Ella entendió su vida como servicio de su Hijo. Fue su primera y mejor discípula, y
en ella encontramos el modelo acabado de docilidad al Espíritu Santo. Como enseña el
Concilio Vaticano II: “Por eso también la Iglesia, en su labor apostólica, se fija con
razón en aquella que engendró a Cristo, concebido del Espíritu Santo y nacido de la
Virgen, para que también nazca y crezca por medio de la Iglesia en las almas de los
fieles” (LG 65).
Lo que sucedió en María en la Anunciación, fue un anticipo de lo que sucedería en
toda la Iglesia en Pentecostés.

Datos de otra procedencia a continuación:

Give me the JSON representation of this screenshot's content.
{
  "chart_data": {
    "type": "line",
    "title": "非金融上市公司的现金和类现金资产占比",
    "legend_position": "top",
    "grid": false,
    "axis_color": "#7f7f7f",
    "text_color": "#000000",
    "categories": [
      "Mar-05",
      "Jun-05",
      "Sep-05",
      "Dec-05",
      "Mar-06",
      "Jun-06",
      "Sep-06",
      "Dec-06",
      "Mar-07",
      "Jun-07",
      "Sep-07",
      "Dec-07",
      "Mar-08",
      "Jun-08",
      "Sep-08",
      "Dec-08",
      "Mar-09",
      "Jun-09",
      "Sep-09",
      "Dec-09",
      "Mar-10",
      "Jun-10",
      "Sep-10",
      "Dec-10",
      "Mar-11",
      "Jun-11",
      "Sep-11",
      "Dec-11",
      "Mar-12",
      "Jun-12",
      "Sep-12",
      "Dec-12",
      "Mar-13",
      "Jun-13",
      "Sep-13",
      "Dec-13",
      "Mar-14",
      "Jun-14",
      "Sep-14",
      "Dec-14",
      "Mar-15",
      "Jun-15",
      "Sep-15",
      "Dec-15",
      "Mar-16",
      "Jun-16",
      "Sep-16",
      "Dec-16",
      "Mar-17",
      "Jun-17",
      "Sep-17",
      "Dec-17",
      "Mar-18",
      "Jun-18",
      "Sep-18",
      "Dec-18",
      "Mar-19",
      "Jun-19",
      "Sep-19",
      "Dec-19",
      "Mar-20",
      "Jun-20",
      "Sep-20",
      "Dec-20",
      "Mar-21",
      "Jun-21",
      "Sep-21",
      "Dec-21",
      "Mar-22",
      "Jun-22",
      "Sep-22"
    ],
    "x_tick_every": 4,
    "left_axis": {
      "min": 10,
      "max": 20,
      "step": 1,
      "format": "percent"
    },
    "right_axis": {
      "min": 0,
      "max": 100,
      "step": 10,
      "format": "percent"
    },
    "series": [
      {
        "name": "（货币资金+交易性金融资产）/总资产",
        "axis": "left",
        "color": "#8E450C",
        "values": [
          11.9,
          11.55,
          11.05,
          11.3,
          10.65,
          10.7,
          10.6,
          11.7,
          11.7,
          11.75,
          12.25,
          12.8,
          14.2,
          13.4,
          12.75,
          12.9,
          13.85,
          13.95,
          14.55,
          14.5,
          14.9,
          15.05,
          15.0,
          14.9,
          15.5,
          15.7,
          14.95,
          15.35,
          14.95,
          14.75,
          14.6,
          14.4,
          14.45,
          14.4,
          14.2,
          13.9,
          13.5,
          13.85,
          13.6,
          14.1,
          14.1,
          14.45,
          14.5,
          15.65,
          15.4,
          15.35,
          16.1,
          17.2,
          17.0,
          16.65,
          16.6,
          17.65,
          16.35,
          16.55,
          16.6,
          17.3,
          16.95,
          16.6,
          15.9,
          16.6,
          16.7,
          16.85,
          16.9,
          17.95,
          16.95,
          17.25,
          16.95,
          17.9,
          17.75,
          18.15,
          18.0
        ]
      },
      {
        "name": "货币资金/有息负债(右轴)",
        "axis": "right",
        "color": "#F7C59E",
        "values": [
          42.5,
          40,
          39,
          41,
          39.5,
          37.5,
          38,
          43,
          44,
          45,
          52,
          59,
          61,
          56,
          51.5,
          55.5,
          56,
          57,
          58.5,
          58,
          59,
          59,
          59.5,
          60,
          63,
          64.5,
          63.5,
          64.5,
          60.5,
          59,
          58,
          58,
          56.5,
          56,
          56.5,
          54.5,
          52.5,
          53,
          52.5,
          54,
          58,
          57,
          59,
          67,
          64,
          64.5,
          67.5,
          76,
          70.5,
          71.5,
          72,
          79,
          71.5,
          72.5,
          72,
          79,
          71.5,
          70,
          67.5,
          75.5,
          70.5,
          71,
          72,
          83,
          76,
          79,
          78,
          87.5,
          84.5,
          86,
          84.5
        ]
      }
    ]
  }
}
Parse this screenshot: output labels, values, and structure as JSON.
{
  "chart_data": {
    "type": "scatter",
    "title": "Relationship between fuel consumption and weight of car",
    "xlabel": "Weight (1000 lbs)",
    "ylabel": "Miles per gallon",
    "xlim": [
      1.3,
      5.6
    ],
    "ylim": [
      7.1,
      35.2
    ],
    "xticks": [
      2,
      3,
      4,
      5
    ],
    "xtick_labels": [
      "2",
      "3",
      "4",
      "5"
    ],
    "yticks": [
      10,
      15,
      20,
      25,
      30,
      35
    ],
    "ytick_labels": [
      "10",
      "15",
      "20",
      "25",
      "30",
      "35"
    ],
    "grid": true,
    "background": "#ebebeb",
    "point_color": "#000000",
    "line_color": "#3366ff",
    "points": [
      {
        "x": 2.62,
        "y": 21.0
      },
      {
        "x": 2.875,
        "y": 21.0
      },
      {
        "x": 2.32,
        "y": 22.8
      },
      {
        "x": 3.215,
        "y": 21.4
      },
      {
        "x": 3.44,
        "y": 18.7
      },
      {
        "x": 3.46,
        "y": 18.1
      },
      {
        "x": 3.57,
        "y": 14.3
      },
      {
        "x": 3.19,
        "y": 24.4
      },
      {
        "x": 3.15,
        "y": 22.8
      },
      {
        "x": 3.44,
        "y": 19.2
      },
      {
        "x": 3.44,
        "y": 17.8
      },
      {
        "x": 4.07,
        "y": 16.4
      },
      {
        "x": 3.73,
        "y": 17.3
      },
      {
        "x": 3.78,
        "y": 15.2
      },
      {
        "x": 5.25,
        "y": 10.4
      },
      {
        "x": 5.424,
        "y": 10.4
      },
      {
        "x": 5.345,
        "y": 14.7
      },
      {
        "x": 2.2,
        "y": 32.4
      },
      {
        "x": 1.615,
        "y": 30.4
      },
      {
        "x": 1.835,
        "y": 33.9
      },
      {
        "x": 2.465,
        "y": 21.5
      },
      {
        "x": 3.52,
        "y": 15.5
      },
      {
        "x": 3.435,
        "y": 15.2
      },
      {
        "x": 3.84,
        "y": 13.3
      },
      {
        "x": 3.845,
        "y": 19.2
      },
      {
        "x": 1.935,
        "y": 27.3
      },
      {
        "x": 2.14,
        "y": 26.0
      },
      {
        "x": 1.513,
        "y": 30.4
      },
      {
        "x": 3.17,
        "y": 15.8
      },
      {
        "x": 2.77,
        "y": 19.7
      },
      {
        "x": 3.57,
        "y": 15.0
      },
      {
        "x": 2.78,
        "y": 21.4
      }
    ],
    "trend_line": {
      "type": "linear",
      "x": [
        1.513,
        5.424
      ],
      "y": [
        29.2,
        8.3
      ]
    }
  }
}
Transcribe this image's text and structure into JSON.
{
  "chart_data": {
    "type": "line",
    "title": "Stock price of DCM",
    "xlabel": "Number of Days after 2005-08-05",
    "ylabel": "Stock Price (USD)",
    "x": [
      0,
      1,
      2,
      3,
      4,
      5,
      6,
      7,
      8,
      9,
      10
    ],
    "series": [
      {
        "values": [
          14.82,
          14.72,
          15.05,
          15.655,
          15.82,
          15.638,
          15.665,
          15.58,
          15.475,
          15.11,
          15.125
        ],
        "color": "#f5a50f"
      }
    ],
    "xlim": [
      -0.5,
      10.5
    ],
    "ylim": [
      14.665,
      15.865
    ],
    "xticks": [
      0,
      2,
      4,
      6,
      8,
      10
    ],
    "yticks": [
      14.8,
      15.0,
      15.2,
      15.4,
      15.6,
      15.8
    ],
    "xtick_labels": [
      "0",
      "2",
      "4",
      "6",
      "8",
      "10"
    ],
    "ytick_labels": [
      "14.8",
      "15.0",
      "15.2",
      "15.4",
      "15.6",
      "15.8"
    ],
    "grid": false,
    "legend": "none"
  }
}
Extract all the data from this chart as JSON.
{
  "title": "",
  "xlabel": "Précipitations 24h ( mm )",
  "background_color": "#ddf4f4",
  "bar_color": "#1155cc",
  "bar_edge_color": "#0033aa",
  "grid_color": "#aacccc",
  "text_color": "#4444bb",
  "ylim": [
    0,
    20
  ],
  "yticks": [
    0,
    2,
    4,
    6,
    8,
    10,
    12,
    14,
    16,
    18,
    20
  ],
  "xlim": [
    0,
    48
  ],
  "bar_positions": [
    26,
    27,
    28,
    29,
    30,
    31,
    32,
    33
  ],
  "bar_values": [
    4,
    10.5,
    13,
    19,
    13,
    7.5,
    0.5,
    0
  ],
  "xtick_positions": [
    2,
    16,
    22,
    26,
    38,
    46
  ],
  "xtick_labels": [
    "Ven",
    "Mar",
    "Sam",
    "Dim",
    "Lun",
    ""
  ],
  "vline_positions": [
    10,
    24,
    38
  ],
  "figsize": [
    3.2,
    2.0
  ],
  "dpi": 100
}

Y lo que fue obrado en ella sigue siendo el modelo de lo
que acontece también en el Pentecostés permanente de la Iglesia a lo largo de los siglos,
en la historia de santidad. El misterio de Pentecostés puede acontecer también este
noche, si imitamos la fe de la Virgen y, dóciles al Espíritu, abrimos de par en par las
puertas de nuestro corazón a la Palabra divina.
Como nuevo obispo de esta querida diócesis de Mar del Plata imploro sobre ustedes
los dones del Espíritu Santo. ¡Feliz Pentecostés!